For the implementation of this instrument, the draft budget for 2026 envisages MDL 250 million out of the total of MDL 1.4 billion planned in the Growth Plan.
According to Natalia Selevestru, state secretary at the Economic Development and Digitalization Ministry, 8 agreements have already been signed and 28 applications under consideration have been submitted.
“This is one of the most productive instruments: for every leu invested by the state, it is planned to attract 8 lei of private investments,” Selevestru said.
An additional 320 million lei of grants are needed to fully cover the applications.
The scheme plans to provide grants and tax incentives for strategic sectors. Such sectors include electronic, chemical and pharmaceutical industries, automotive components, textile and garment industry, construction materials, food industry. The focus is on modernizing and improving the competitiveness of industrial enterprises.

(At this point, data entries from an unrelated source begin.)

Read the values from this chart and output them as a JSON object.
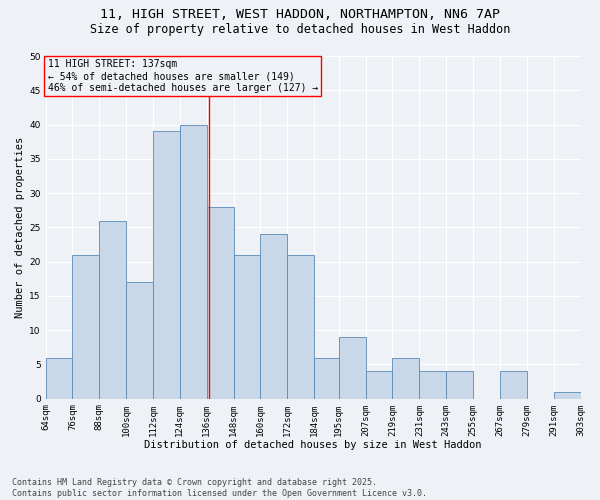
{
  "title_line1": "11, HIGH STREET, WEST HADDON, NORTHAMPTON, NN6 7AP",
  "title_line2": "Size of property relative to detached houses in West Haddon",
  "xlabel": "Distribution of detached houses by size in West Haddon",
  "ylabel": "Number of detached properties",
  "bar_values": [
    6,
    21,
    26,
    17,
    39,
    40,
    28,
    21,
    24,
    21,
    6,
    9,
    4,
    6,
    4,
    4,
    0,
    4,
    0,
    1
  ],
  "bin_labels": [
    "64sqm",
    "76sqm",
    "88sqm",
    "100sqm",
    "112sqm",
    "124sqm",
    "136sqm",
    "148sqm",
    "160sqm",
    "172sqm",
    "184sqm",
    "195sqm",
    "207sqm",
    "219sqm",
    "231sqm",
    "243sqm",
    "255sqm",
    "267sqm",
    "279sqm",
    "291sqm",
    "303sqm"
  ],
  "bin_edges": [
    64,
    76,
    88,
    100,
    112,
    124,
    136,
    148,
    160,
    172,
    184,
    195,
    207,
    219,
    231,
    243,
    255,
    267,
    279,
    291,
    303
  ],
  "bar_color": "#c8d8e8",
  "bar_edgecolor": "#5b8ab5",
  "property_size": 137,
  "annotation_text": "11 HIGH STREET: 137sqm\n← 54% of detached houses are smaller (149)\n46% of semi-detached houses are larger (127) →",
  "vline_color": "red",
  "annotation_box_edgecolor": "red",
  "ylim": [
    0,
    50
  ],
  "yticks": [
    0,
    5,
    10,
    15,
    20,
    25,
    30,
    35,
    40,
    45,
    50
  ],
  "background_color": "#eef2f7",
  "grid_color": "white",
  "footer_text": "Contains HM Land Registry data © Crown copyright and database right 2025.\nContains public sector information licensed under the Open Government Licence v3.0.",
  "title_fontsize": 9.5,
  "subtitle_fontsize": 8.5,
  "axis_label_fontsize": 7.5,
  "tick_fontsize": 6.5,
  "annotation_fontsize": 7,
  "footer_fontsize": 6
}
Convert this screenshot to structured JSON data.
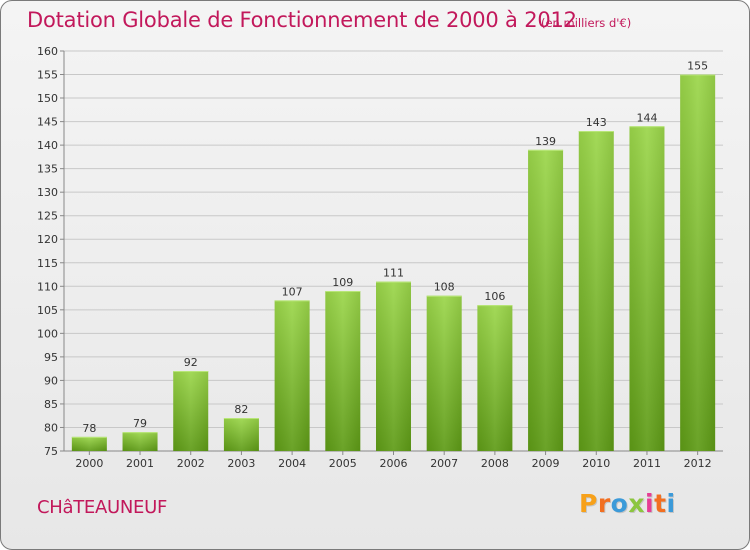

Victor Ciobanu, head of the Department for Entrepreneurial Policy Development of the Ministry of Economy, said that in 2026, the digitalization of the internal processes of the Organization for the Development of Entrepreneurship (ODA) will be completed, which will allow processing a greater flow of applications. In addition, a reform aimed at de-bureaucratization has been in force since September: entrepreneurs will be able to submit applications through a “single window” instead of several forms.
The expected increase in interest in financing is linked to the planned launch of other new instruments in 2026, including the “Fund of Funds”, new products of the Guarantee Fund, as well as support programs focused on the launch of new businesses, development of youth, women’s and social entrepreneurship, digitalization and business modernization.
“As for the new guarantee products – they are designed for export-oriented companies and for companies in the agricultural sector, which should simplify access to credit. In parallel, ODA is developing cooperation with international banks and is preparing two new investment products to be implemented through the FACEM fund – the Fund for Entrepreneurship and Economic Growth of Moldova,” the official said.
The chairman of the parliamentary Commission for Economy, Budget and Finance, Radu Marian, said that these measures will become “one of the key instruments to stimulate investments and economic growth”, the implementation of which will be closely monitored by the parliament.
It is worth noting that the draft budget for next year, in addition to the scheme of state investments in regional development, envisages a number of other measures:
300 million lei – access to financing for small and medium-sized enterprises through the Credit Guarantee Fund and the implementation of two new instruments;
200 million lei – expansion of the Program 373;
200 mln lei – launch of FACEM;
150.0 million lei – creation of infrastructure for multifunctional industrial platforms;
60 million lei – optimization of support processes for small and medium-sized enterprises (SMEs);
51 million lei – creation of the information system “Digital Cadastre”;
13 million lei – “Second Chance” program;
10 million lei – business counseling for SMEs.